I admit it. I went through a few years hating Advent. It feels like my whole life is Advent, so I wasn't that interested in a liturgical season of waiting. There's something about it though... Somehow, lately, hope has crept back into Advent. Not necessarily hope that the major life circumstances will change (like marriage and children), though that hope is sometimes there as well. Maybe it's more about the transformation of waiting.
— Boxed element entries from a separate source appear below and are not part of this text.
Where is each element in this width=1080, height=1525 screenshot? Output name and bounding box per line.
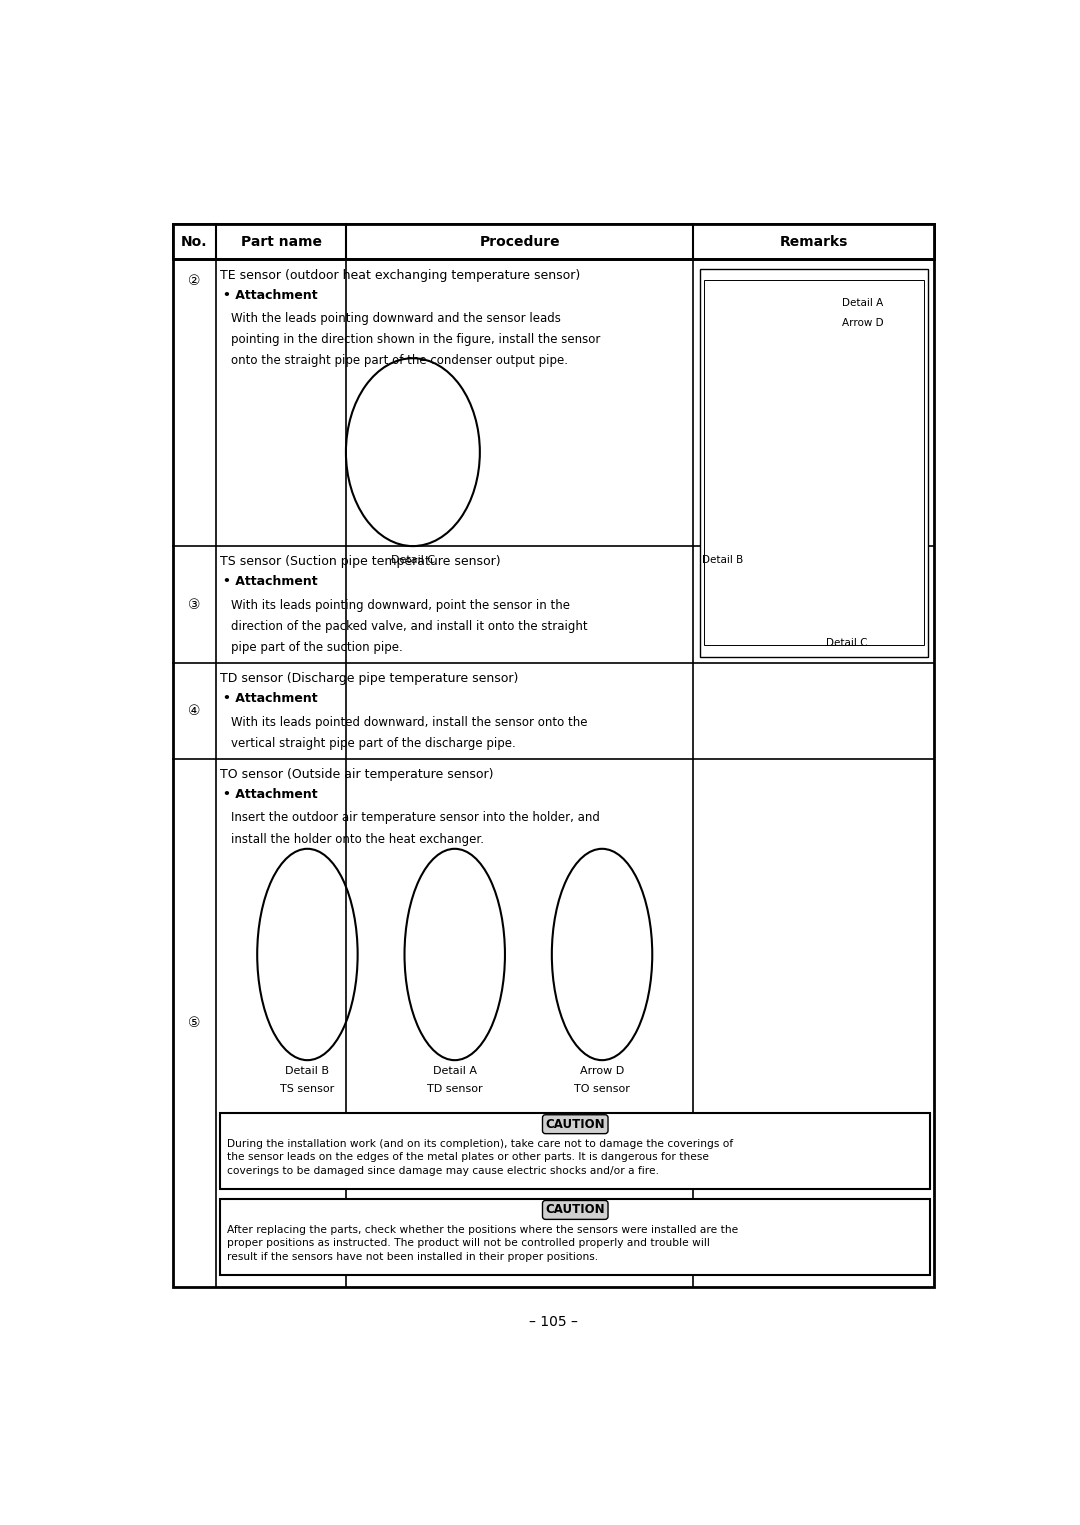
Text: Detail B: Detail B <box>285 1066 329 1077</box>
Text: Detail C: Detail C <box>391 555 435 566</box>
Text: • Attachment: • Attachment <box>222 788 318 801</box>
Text: Remarks: Remarks <box>780 235 848 249</box>
Text: ③: ③ <box>188 598 201 612</box>
Text: TD sensor (Discharge pipe temperature sensor): TD sensor (Discharge pipe temperature se… <box>220 673 518 685</box>
Text: pipe part of the suction pipe.: pipe part of the suction pipe. <box>231 640 403 654</box>
Text: No.: No. <box>181 235 207 249</box>
Text: install the holder onto the heat exchanger.: install the holder onto the heat exchang… <box>231 833 484 846</box>
FancyBboxPatch shape <box>220 1113 930 1190</box>
FancyBboxPatch shape <box>700 268 929 657</box>
Text: – 105 –: – 105 – <box>529 1315 578 1328</box>
Text: Detail A: Detail A <box>433 1066 476 1077</box>
Text: Detail C: Detail C <box>825 637 867 648</box>
Text: During the installation work (and on its completion), take care not to damage th: During the installation work (and on its… <box>227 1139 733 1176</box>
Text: CAUTION: CAUTION <box>545 1203 605 1217</box>
Text: Insert the outdoor air temperature sensor into the holder, and: Insert the outdoor air temperature senso… <box>231 811 600 825</box>
Text: • Attachment: • Attachment <box>222 575 318 589</box>
Text: CAUTION: CAUTION <box>545 1118 605 1130</box>
Text: Detail A: Detail A <box>841 297 882 308</box>
Text: TS sensor: TS sensor <box>281 1084 335 1093</box>
Text: With its leads pointing downward, point the sensor in the: With its leads pointing downward, point … <box>231 599 570 612</box>
FancyBboxPatch shape <box>704 281 924 645</box>
Text: With the leads pointing downward and the sensor leads: With the leads pointing downward and the… <box>231 313 562 325</box>
Text: TS sensor (Suction pipe temperature sensor): TS sensor (Suction pipe temperature sens… <box>220 555 501 569</box>
Text: ⑤: ⑤ <box>188 1016 201 1029</box>
Text: ④: ④ <box>188 705 201 718</box>
Text: • Attachment: • Attachment <box>222 288 318 302</box>
Text: direction of the packed valve, and install it onto the straight: direction of the packed valve, and insta… <box>231 621 588 633</box>
Text: TE sensor (outdoor heat exchanging temperature sensor): TE sensor (outdoor heat exchanging tempe… <box>220 268 581 282</box>
Text: • Attachment: • Attachment <box>222 692 318 706</box>
FancyBboxPatch shape <box>220 1199 930 1275</box>
Text: With its leads pointed downward, install the sensor onto the: With its leads pointed downward, install… <box>231 715 588 729</box>
Text: pointing in the direction shown in the figure, install the sensor: pointing in the direction shown in the f… <box>231 332 600 346</box>
Text: Arrow D: Arrow D <box>841 317 883 328</box>
Text: TO sensor: TO sensor <box>575 1084 630 1093</box>
Text: Detail B: Detail B <box>702 555 743 564</box>
Text: TD sensor: TD sensor <box>427 1084 483 1093</box>
FancyBboxPatch shape <box>173 224 934 259</box>
Text: Procedure: Procedure <box>480 235 559 249</box>
Text: After replacing the parts, check whether the positions where the sensors were in: After replacing the parts, check whether… <box>227 1225 739 1261</box>
Text: Part name: Part name <box>241 235 322 249</box>
Text: TO sensor (Outside air temperature sensor): TO sensor (Outside air temperature senso… <box>220 769 494 781</box>
Text: vertical straight pipe part of the discharge pipe.: vertical straight pipe part of the disch… <box>231 737 516 750</box>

The other day, I was talking to someone about how our Thanksgiving went and I was telling her that I got to see my super sweet niece and nephew (one year old twins, and seriously, ridiculously cute!) Her response was, "Does that give you any ideas?" She knows I'm single. She knows that I would not want kids on my own. What she apparently does not know is that the lack of spouse and kids in my life is not by choice. That I would like nothing more than that and one of the most painful, crushing things in my life that wears me down day after day and year after year is the fact that none of that seems to come together for me. Mostly I can brush stuff like that off in the moment, but I don't know if she caught that time that there was a pause before the shrug. The shrug was supposed to indicate some sort of socially appropriate "what will be, will be" attitude. It would go along with the assumption that I apparently just haven't decided to settle down yet, and if I ever do, it will happen. Because that's a lot less pathetic for public consumption than the fact that I have failed at making that happen in my life. I'm not sure if the truth cracked open for a moment in my eyes, but I know that I was frozen for a second by reality crashing down before I could pull off the public charade.
(Super hopeful, right? It's going somewhere else, I promise!)
The thing is, I don't even know what it is that I'm waiting for anymore. The desire to share my life is something that I don't think will ever go away (as evidenced by the fact that it gets harder in some ways each year, never easier). Yet, there are no guarantees that it will ever happen for me. That is the reality of life. My point being that I can hope for that to change, but waiting for it like it's just a matter of time is a little absurd.
One little glimpse that I am starting to get into Advent is the actual liturgical meaning of the wait. (I know! Who would have seen that coming?!) There is the wait for the birth of the Christ child. The recognition that God became man for us to be redeemed. Whatever suffering we have, big and small, is redeemed. Whatever parts of us that we can't fix, can't heal, can't seem to change, He can redeem. Our past, the ways that we have been broken and the things that we have broken, He redeems. When we wait, we wait for Him. When we need healing and meaning for our lives, it is coming and has come. Certainly we have certain prayers and dreams and desires that we hold most dear and wait for more than any others, but whether or not we see the fulfillment of those the way we would like, we will see redemption in them. That is the joy of Christmas.*
This also refers to the next coming of Christ, whether in a general way at the end of the world, or at our own deaths. While God does bring a lot of redemption and healing into this life, it is all partial until we fully experience eternal life. It is a reminder to me that even if I do someday get to live out the fulness of my vocation, it won't be perfect. There will still be more that I ache and long for. That is the reality of the fact that we are created for heaven, but live right now on earth.
The night that I came home after my acquaintance's innocent question, I was broken. I had a lot to do, but I honestly cried on the couch instead, because all the wounds were exposed, and there wasn't much to be done. It was one of those dark nights, but. It was also one of the first few days of Advent. The reminder that the "dawn from on high" is coming. The idea that I don't know what it will look like, but there is healing for all brokenness for every single one of us. The next morning was the perfect day to start fresh. For me, waiting in this moment is understanding that the darkness of our struggles and uncertainties is going to be followed by morning, when the dawn from on high will break upon us. Someday it will all make sense. Someday, I will once again know what it is that I am waiting for. Today I will do my best to do the little things that I can.
*Joy at Christmas is something that is available to all. Joy, I think, being trustful confidence in the Redeemer, gratitude in all things. This is not the same as happiness; Christmas is one of the most painful as well as the most joyous times of the year for people. Such is the way of this life.